Tufts scientists created the physical organisms, but scientists at UVM were busy executing computer simulations capable of modeling varying shapes of the Xenobots — to see whether they showed different behaviors either in groups or separately. The team used the Deep Green supercomputer cluster at UVM’s Vermont Advanced Computing Core to subject the robots to hundreds of thousands of random environmental scenarios — created by an evolutionary algorithm.
The simulations served to determine which Xenobots had the greatest capability to pool resources in swarms, and gather large piles of debris in a particle field. “We know the task, but it’s not at all obvious — for people — what a successful design should look like,” said Josh Bongard, a robotics expert. “That’s where the supercomputer comes in and searches over the space of all possible Xenobot swarms to find the swarm that does the job best.”

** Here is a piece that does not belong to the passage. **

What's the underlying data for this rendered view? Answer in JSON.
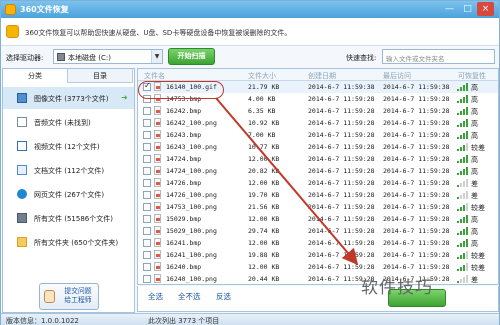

“We want Xenobots to do useful work,” added Bongard. “Right now we’re giving them simple tasks, but ultimately we’re aiming for a new kind of living tool that could, for example, clean up microplastics in the ocean or contaminants in soil.” The potential for robots of this size and with these capabilities is vast — especially since the new Xenobots can record information by changing color, like memory. But the little critters and their successors could eventually give insight into how multicellular organisms first arose from single-celled organisms, shaping information processing and decision making, and cognition in more complex organisms.
This was a breaking story and was regularly updated as new information became available.